"Yalnız şu beyit kaldı" derken hemen içim ürperme moduna geçiyor... Müşfik Bey'in sesi ve Orhan Veli'nin dizeleri... Başka bu kadar yakışan güzel bir ikili var mıdır? Etkilenmemek elde değil.
Süleyman Efendi burada sadece bir Süleyman efendi değil. Sensin, benim. Orhan Veli bu işte, anlayana tabii. Dudaklarının izi bile kalmadı matarasında, "Yazık oldu" Süleyman Efendiye.
Aynen söyledigin gibi ama aradaki fark eskiden ölen süleyman efendilerin arkasindan iyi veya kötü bir çift söz edilirdi arada bir anilirlardi. Biz öldügümüzde ise çocuklarimiz dahil 24 saate unutulacagiz arkamizdan bir tek söz bile edilmiyecek.

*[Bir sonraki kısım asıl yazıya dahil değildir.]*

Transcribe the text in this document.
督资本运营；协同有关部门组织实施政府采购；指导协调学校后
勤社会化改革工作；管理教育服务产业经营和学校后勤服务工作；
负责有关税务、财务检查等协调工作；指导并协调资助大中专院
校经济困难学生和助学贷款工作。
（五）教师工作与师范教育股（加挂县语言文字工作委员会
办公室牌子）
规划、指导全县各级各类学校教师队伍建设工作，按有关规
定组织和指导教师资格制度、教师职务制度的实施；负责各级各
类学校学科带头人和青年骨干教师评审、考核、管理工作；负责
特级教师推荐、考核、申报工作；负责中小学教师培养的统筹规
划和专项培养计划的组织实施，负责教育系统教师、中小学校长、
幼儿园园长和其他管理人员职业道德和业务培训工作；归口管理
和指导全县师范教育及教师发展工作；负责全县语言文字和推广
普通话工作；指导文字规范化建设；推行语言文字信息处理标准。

I Hiçbir şeyden çekmedi dünyada Nasırdan çektiği kadar Hatta çirkin yaratıldığından bile O kadar müteessir değildi; Kundurası vurmadığı zamanlarda Anmazdı ama Allah´ın adını, Günahkar da sayılmazdı. Yazık oldu Süleyman Efendiye II Mesele falan değildi öyle, To be or not to be kendisi için; Bir akşam uyudu; Uyanmayıverdi. Aldılar, götürdüler. Yıkandı, namazı kılındı, gömüldü. Duyarlarsa olduğunu alacaklılar Haklarını helal ederler elbet. Alacağına gelince... Alacağı yoktu zaten rahmetlinin. III Tüfeğini depoya koydular, Esvabını başkasına verdiler. Artık ne torbasında ekmek kırıntısı, Ne matarasında dudaklarının izi; Öyle bir rüzgar ki, Kendi gitti, İsmi bile kalmadı yadigar. Yalnız şu beyit kaldı, Kahve ocağında, el yaz işiyle: ´Ölüm Allah´ın emri, ´Ayrılık olmasaydı.´
Şair gelibolu/adilhan köyünde askerlik yapmış. Koru dağları tarafında eski bir jandarma karakolu varmış. Ne vakit gitsem koru dağlarına aklıma şair gelir.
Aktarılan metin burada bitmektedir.